I glanced down over my shoulder to protest, but the words were halted when he suddenly stood and swung me up into his arms. Instinctively, I wrapped my arms around his neck, but I couldn’t look at him. I felt his eyes on my face and I wondered if he could feel how fast my heart was beating. Wearing nothing but my sweater, I found myself carried into the large master bedroom, noting wearily that the floor-to-ceiling windows continued in here, as did the balcony.

“Caleb,” I whispered.

He laid me gently on the bed but didn’t give me space. At all. He settled over me, between my legs, his body braced above me by his hands at either side of my head. And he frowned down at me, his eyes studying me with an intensity that made me breathless.

“What just happened? Was it because I didn’t want tae wear a condom? You’re on the pill, right? I’ve seen you take it.”

Determined to be as honest as I could with him while still protecting myself, I attempted to keep the hurt out of my voice as I replied, “No. I mean, yes, I’m on the pill, but it’s not about the condom or lack thereof. It just … that felt a little too much like sex between strangers.”

His brows pulled together. “Explain.”

“I was never going to overanalyze the fact that you didn’t want me sleeping with Leo. Okay. You don’t like to share. Great. Got it. I don’t like to share either—that’s why I called it off with Leo. But—” I sucked in a breath, forcing the tears away, the emotion, so he wouldn’t know how much he could toy with my feelings. “That didn’t feel like how it normally feels. It felt like you were proving a point. Like … I could be anybody. That I was just a body to use.”

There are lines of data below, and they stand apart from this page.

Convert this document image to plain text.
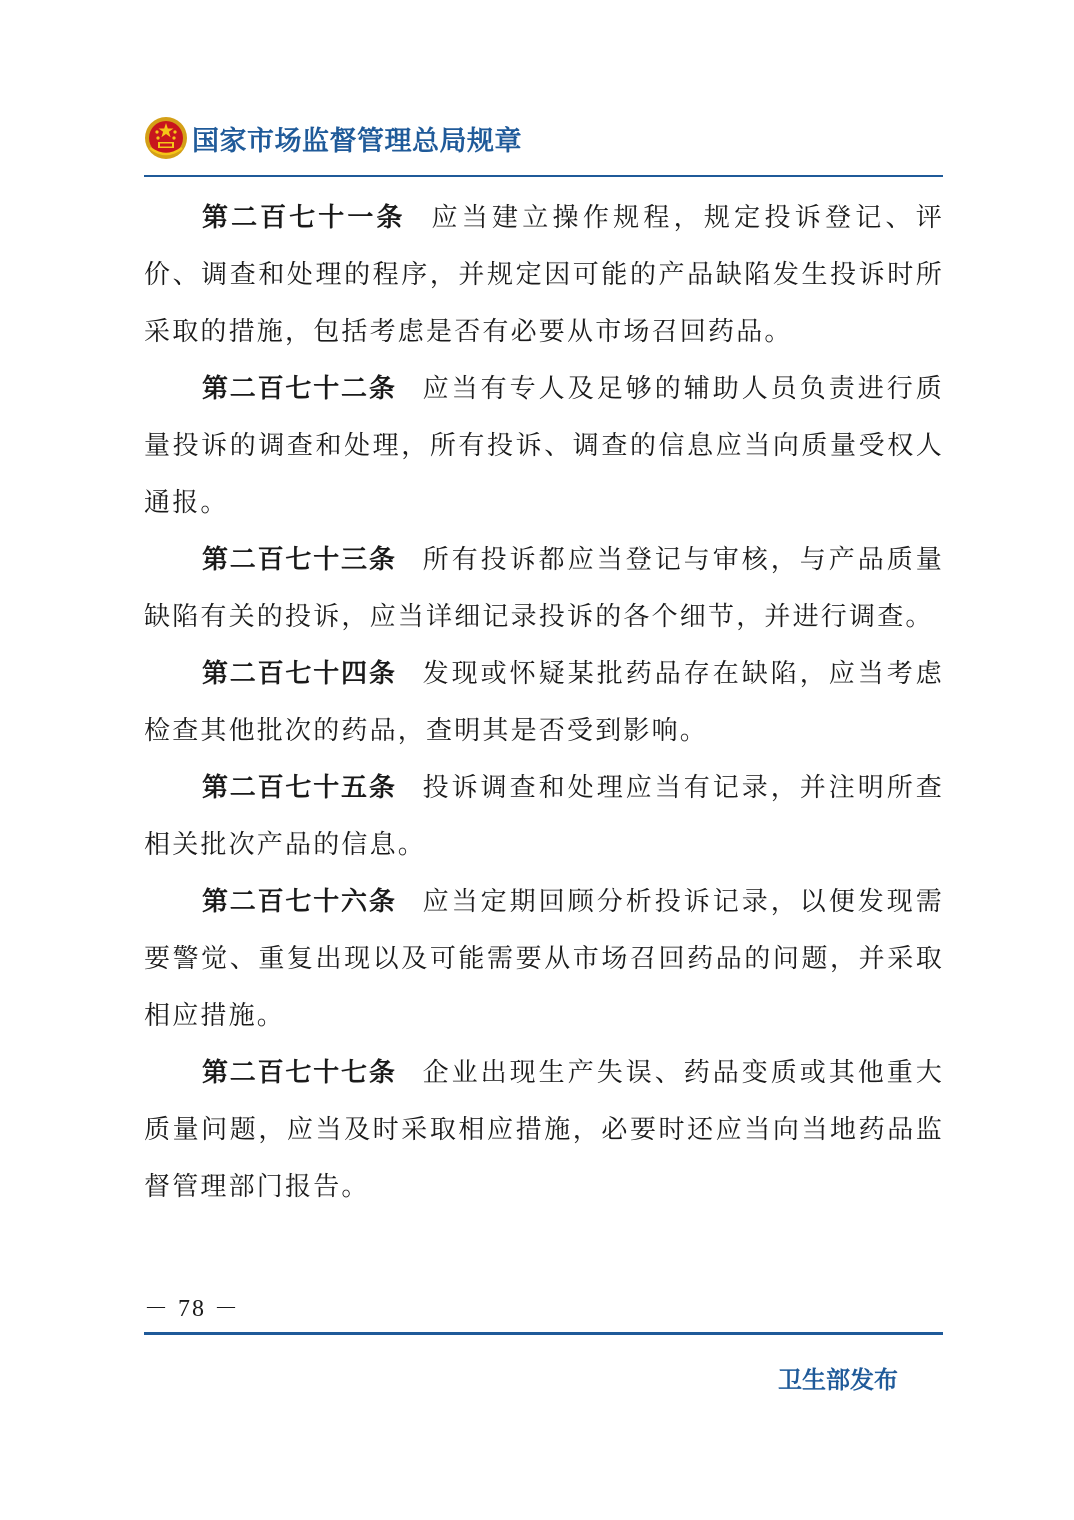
国家市场监督管理总局规章

第二百七十一条 应当建立操作规程，规定投诉登记、评价、调查和处理的程序，并规定因可能的产品缺陷发生投诉时所采取的措施，包括考虑是否有必要从市场召回药品。

第二百七十二条 应当有专人及足够的辅助人员负责进行质量投诉的调查和处理，所有投诉、调查的信息应当向质量受权人通报。

第二百七十三条 所有投诉都应当登记与审核，与产品质量缺陷有关的投诉，应当详细记录投诉的各个细节，并进行调查。

第二百七十四条 发现或怀疑某批药品存在缺陷，应当考虑检查其他批次的药品，查明其是否受到影响。

第二百七十五条 投诉调查和处理应当有记录，并注明所查相关批次产品的信息。

第二百七十六条 应当定期回顾分析投诉记录，以便发现需要警觉、重复出现以及可能需要从市场召回药品的问题，并采取相应措施。

第二百七十七条 企业出现生产失误、药品变质或其他重大质量问题，应当及时采取相应措施，必要时还应当向当地药品监督管理部门报告。

－ 78 －
卫生部发布
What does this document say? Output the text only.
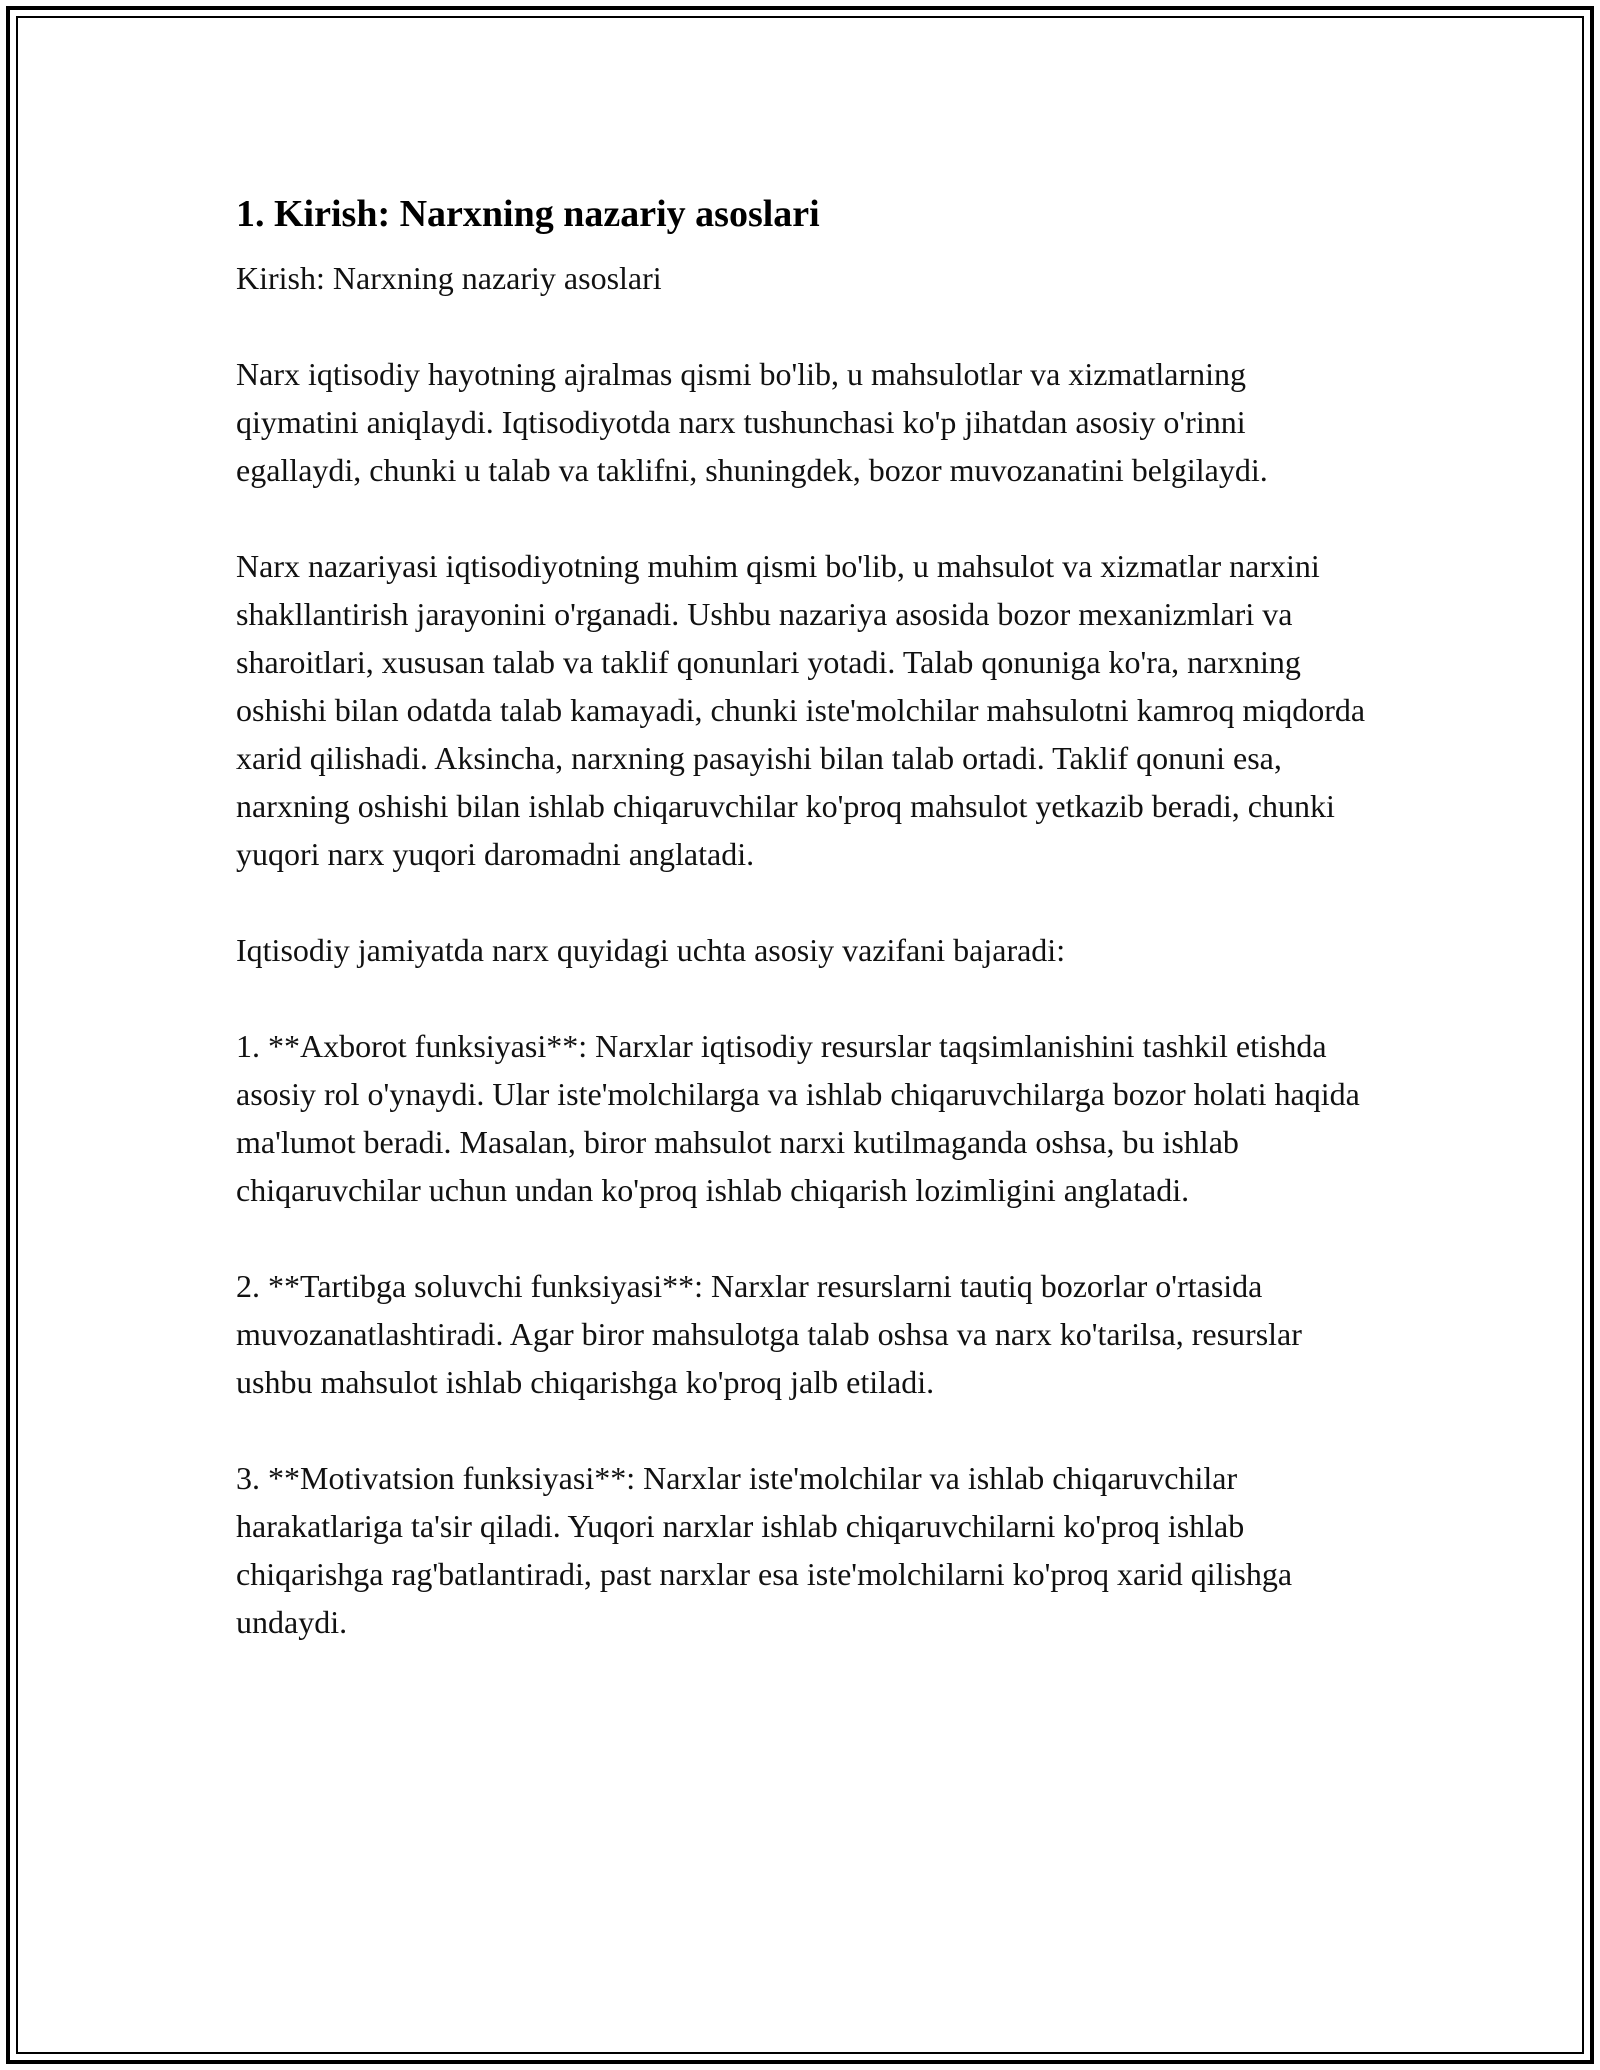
1. Kirish: Narxning nazariy asoslari

Kirish: Narxning nazariy asoslari

Narx iqtisodiy hayotning ajralmas qismi bo'lib, u mahsulotlar va xizmatlarning qiymatini aniqlaydi. Iqtisodiyotda narx tushunchasi ko'p jihatdan asosiy o'rinni egallaydi, chunki u talab va taklifni, shuningdek, bozor muvozanatini belgilaydi.

Narx nazariyasi iqtisodiyotning muhim qismi bo'lib, u mahsulot va xizmatlar narxini shakllantirish jarayonini o'rganadi. Ushbu nazariya asosida bozor mexanizmlari va sharoitlari, xususan talab va taklif qonunlari yotadi. Talab qonuniga ko'ra, narxning oshishi bilan odatda talab kamayadi, chunki iste'molchilar mahsulotni kamroq miqdorda xarid qilishadi. Aksincha, narxning pasayishi bilan talab ortadi. Taklif qonuni esa, narxning oshishi bilan ishlab chiqaruvchilar ko'proq mahsulot yetkazib beradi, chunki yuqori narx yuqori daromadni anglatadi.

Iqtisodiy jamiyatda narx quyidagi uchta asosiy vazifani bajaradi:

1. **Axborot funksiyasi**: Narxlar iqtisodiy resurslar taqsimlanishini tashkil etishda asosiy rol o'ynaydi. Ular iste'molchilarga va ishlab chiqaruvchilarga bozor holati haqida ma'lumot beradi. Masalan, biror mahsulot narxi kutilmaganda oshsa, bu ishlab chiqaruvchilar uchun undan ko'proq ishlab chiqarish lozimligini anglatadi.

2. **Tartibga soluvchi funksiyasi**: Narxlar resurslarni tautiq bozorlar o'rtasida muvozanatlashtiradi. Agar biror mahsulotga talab oshsa va narx ko'tarilsa, resurslar ushbu mahsulot ishlab chiqarishga ko'proq jalb etiladi.

3. **Motivatsion funksiyasi**: Narxlar iste'molchilar va ishlab chiqaruvchilar harakatlariga ta'sir qiladi. Yuqori narxlar ishlab chiqaruvchilarni ko'proq ishlab chiqarishga rag'batlantiradi, past narxlar esa iste'molchilarni ko'proq xarid qilishga undaydi.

Anger suffused his features. Caleb was Pissed with a capital P. I wanted to sink into the mattress to melt out of his sight range.

“No matter what is going on between us,” he bit out, “I would never treat you like some faceless whore.”

I flinched. “Then what was that out there? Why did it feel different?”

Caleb pushed up off me so that he was kneeling between my spread legs and scrubbed his hands over his beard, letting out a grunt of frustration.

“Caleb, I’m always honest with you.”

He glowered at me and didn’t respond for what felt like ages. Then finally … “I was jealous. You’re right. I just … I wanted tae wipe any thought of that arsehole out of your head. It wasn’t anything more than that.”

“It was. It was supposed to be punishment sex. For making you feel more than you want to.”

“Jesus Christ, do you just say everything you’re thinking, Ava?”

I couldn’t tell if he was mad at my honesty or in awe of it. I think maybe a bit of both. “You can feel possessive of someone without it having to mean anything serious,” I answered, attempting to reassure us both. “We have a great sexual connection. It makes sense that we’d be covetous of it.”

He seemed to process this for a second, and then he leaned over me again, bracing himself above me. His mouth hovered over mine and he said softly, “I’m sorry I made you feel like you were being used. You’re the last person I want tae hurt, wee yin.”